Action For Autism

Supporting Autistic People

Talk back to IACC

One of the provisions of the  Combating Autism Act passed in the USA

“requires the Interagency Autism Coordinating Committee (IACC) to develop and annually update a strategic plan for ASD research.”

As part of the process the IACC consults with members of the autism community through a number of mechanisms. Some parent advocates and one autistic person are members of the IACC . They get the chance to meet with researchers and clinicians and shape the autism agenda. There is another overlapping group the IACC Strategic Planning Workgroup and four scientific workshops.

Unfortunately, for reasons I have been unable to fathom, one of the parent advocate groups that has been involved with IACC is the anti-vaccine group Safe Minds. Lynn Redwood, Laura Bono and Mark Blaxhill have had a disproportionate voice in IACC’s workings to date. I doubt that they have been able to influence the scientists with their ideas but I am concerned that the research community is getting the wrong idea about the autism community if it thinks that these are typical representatives of us. I am also upset by the way they have operated within IACC. They make their unfounded statements in the meetings and feed them back to their media friends who report them as if IACC support them. Take this example from David Kirby.

July 15, 2008 - A workgroup report of the IACC (the Interagency Autism Coordinating Committee, which includes HHS, CDC, NIH and others) says that some members want “specific objectives on vaccine research” included in the new, multimillion-dollar national autism research program, as mandated by Congress in the Combatting Autism Act.

Notes from the meeting indicate that workgroup members want federal researchers to consider “shortfalls” in epidemiological studies cited as proof against a vaccine-autism association (by Offit, Peet, et al); as well as a specific plan “for researching vaccines as a potential cause of autism.” The workgroup also says that the final research agenda should “state that the issue is open.”

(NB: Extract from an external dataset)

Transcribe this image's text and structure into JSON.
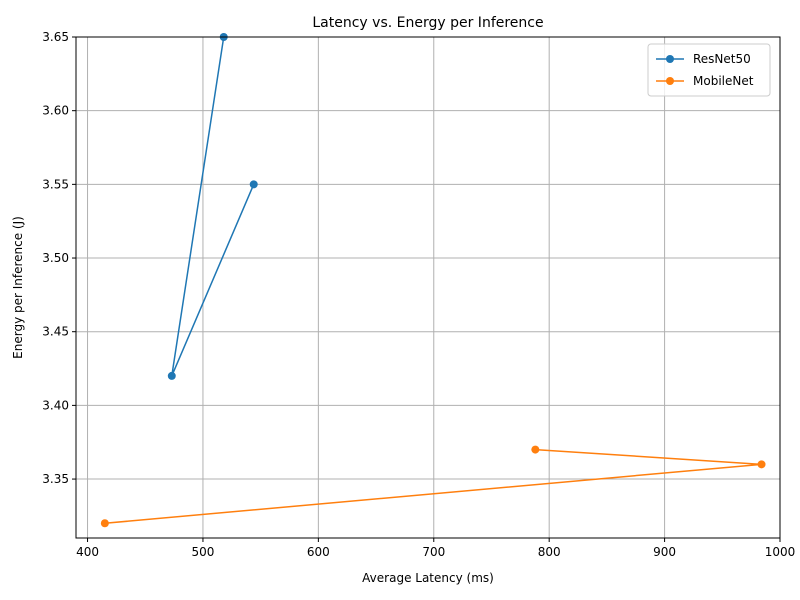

Part of the problem is that the scientists do not argue back. Perhaps they believe that autism is such a terrible affliction that they would be wrong to criticize parents. But these Sefe Minds parents are cynically abusing their politeness to pursue a political agenda and misrepresenting the scientists silence as support for their ideas.

Now we have a chance to put that right. IACC has called for public comments in a Request for Information on the Interagency Autism Coordinating Committee Draft Strategic Plan for Autism Spectrum Disorder (ASD) Research.

They include instructions on how to make you input

Responses will be accepted until September 30, 2008 via email to iacc@mail.nih.gov.  Please limit your response to two pages (approximately 1,000 words) and mark it with the RFI identifier NOT-MH-08-021 in the subject line.  You will receive an email confirmation acknowledging receipt of your response, but will not receive individualized feedback on any suggestions.  The collected information will be reviewed by the IACC, may appear in reports, and shared publicly on the IACC website: http://www.nimh.nih.gov/research-funding/scientific-meetings/recurring-meetings/iacc/index.shtml.

I suggest that it would be good for them to get as many responses as possible from anyone with  a connection to autism - autistic people and their familes, researchers and practitioners - to demonstrate the full extent of our community and show that Safe Minds is unrepresentative of our views. And you do not have to be American to respond. The US research budget for autism is massive in comparison to anything else in the world today. The direction that US research takes will influence researchers all over the world. And their findings will impact on the world autism community. We are all affected by this. We should all make our thoughts known while we have this opportunity.

Other posts on this subject include:

LeftBrainRightBrain 

Neurodiversity

AutismVox

I have no doubt that Safe Minds, Generation Rescue, NAA, TACA and all the other anti-science autism groups are mobilizing their members to comment to the IACC. It is up to us to improve the signal to noise ratio and make our voices heard.

 

 

August 21st, 2008 Posted by Mike | interagency autism coordinating committee, research, science, vaccines | 2 comments

2 Responses to “Talk back to IACC”

  1. [...] This has already been discussed at Neurdiversity, LeftBrainRightBrain, and Action for Autism. [...]

  2. If they will listen which I doubt :(

    There was supposedly a public comment process for DSMV

    I commented and got no reaction, followed up and got no reaction , followed up and got no reaction,

    Wonder whether the US consultation methodology and the self salving is not even worse than our own civil service?

    Well I will give it a try, but who am I? My name is not Putin and neither am I Iranian or North Korean?

    Is the Banana Obama gonna be worried, the white man’s black man, I doubt it.

    Well I shall endeavour a comment none the less and hope that this little Englander is not considered an also ran and no more.